The collapse of, not just the credit markets, but the overall economies of Europe and the United States, is now fully underway.
The insertion of Glass-Steagall into both U.S. political parties’ platforms is discussed everywhere; but it is only one step towards a goal which has to be reached immediately. There is no waiting until a lame-duck session, or the next Congress: It must be put through.
Why? Because Glass-Steagall is an essential part of a national credit policy to revive production and productivity and cooperate with Asian powers’ global infrastructure investments. Without that policy, the trans-Atlantic economies have entered an irreversible collapse much worse than a mere “bank panic,” although a bank panic is underway.
The unfortunate faked “stress tests” of major European banks have triggered their general crash on the markets, with trading in the leading Italian banks halted on Tuesday after they had just supposedly been bailed out! An expert calculation of “real bank stress,” conducted on an emergency basis and reported in the Financial Times that day, found that the big European banks need an immediate bailout of 900 billion euros — a $1 trillion-plus emergency “TARP” recapitalization — to survive.
The loss of growth, and complete loss of productivity in the trans-Atlantic economies is driving this collapse. In the United States: GDP growth for the past 12 months is 1%; labor productivity has dropped 1.5% so far this year, and hasn’t risen in six years; business capital investment has dropped in five of the past six quarters; real weekly wages are again falling.
Leaders of the Federal Reserve — including New York Fed President Dudley on Tuesday, Fed Chair Yellen last week — are making speeches bemoaning the loss of economic productivity, which they have helped bring about by incessant money-printing to bail out bankrupt banks.
Growth in more fundamental aspects which measure the effect of new technologies on labor productivity, has completely disappeared.
The markers in Europe are worse, and public investment has dropped across Europe in the past year by 115-120 billion euros, or about $135 billion.
Another $1 trillion TARP will cure nothing about this collapse. Italy, for example, currently an epicenter of the bank crash, needs a national law to allow creation of national credit for growth — a step currently prohibited by European Union regulations!
Glass-Steagall separation and limitation of insured commercial banks opens up the cure. That cure is national credit institutions that create both credit for new and more productive infrastructure and industry, and the demand for additional credits from private lending banks. Glass-Steagall enforcement opens up the successful banking and credit policies of Treasury Secretary Alexander Hamilton.

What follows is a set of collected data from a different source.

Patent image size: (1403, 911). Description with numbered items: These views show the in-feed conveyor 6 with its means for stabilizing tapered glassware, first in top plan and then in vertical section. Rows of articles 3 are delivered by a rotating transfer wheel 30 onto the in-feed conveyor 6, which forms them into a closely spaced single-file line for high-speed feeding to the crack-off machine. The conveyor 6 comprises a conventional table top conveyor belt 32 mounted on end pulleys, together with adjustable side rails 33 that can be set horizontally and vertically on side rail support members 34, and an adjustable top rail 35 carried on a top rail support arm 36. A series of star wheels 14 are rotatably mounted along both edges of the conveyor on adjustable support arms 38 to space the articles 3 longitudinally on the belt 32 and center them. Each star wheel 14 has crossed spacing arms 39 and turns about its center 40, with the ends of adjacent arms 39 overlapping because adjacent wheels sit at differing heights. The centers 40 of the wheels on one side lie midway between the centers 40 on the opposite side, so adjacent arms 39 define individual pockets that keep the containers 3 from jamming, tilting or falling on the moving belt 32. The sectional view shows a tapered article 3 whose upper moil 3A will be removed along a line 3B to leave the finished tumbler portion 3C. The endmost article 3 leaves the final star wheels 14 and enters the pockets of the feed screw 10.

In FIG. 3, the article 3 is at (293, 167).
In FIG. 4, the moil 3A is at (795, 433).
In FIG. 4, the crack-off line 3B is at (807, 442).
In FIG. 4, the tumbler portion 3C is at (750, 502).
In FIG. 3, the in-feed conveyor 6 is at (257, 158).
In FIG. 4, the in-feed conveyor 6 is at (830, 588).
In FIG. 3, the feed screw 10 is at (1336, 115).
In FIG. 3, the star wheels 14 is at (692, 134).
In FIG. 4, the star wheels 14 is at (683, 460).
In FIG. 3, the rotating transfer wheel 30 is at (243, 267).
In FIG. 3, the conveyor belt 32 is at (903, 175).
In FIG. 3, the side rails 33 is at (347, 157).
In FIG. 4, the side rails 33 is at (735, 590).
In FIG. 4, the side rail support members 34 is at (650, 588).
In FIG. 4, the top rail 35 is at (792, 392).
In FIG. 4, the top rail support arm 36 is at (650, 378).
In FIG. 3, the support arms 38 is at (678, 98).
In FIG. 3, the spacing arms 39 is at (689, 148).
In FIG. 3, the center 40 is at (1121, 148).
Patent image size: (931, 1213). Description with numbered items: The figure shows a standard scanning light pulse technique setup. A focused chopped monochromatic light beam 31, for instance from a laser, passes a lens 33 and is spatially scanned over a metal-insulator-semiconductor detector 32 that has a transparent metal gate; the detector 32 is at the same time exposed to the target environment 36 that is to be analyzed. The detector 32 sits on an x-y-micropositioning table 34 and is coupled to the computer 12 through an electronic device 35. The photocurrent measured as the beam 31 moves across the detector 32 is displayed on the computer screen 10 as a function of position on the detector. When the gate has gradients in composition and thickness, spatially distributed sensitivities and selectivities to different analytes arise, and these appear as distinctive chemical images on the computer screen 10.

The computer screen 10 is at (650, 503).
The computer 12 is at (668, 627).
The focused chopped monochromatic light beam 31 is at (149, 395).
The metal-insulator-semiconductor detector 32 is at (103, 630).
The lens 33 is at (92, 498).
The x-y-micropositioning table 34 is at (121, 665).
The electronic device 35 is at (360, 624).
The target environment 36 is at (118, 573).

One Senate supporter of the Glass-Steagall bill in that body, believes that if it can be gotten to the floor of the Senate, out of the committee sitting on it, the legislation could pass right now. The national debate and discussion now swirling around Glass-Steagall in the party platforms, has to be turned into action to put the Glass-Steagall legislation through.
American and European societies have sustained tremendous losses since the 2008 financial crash, often described in terms of tens of trillions of dollars, but really measured by the loss of a future for younger generations. This collapse will make that irreversible, unless it is stopped by national action now.
Every citizen can become a creative force in this effort.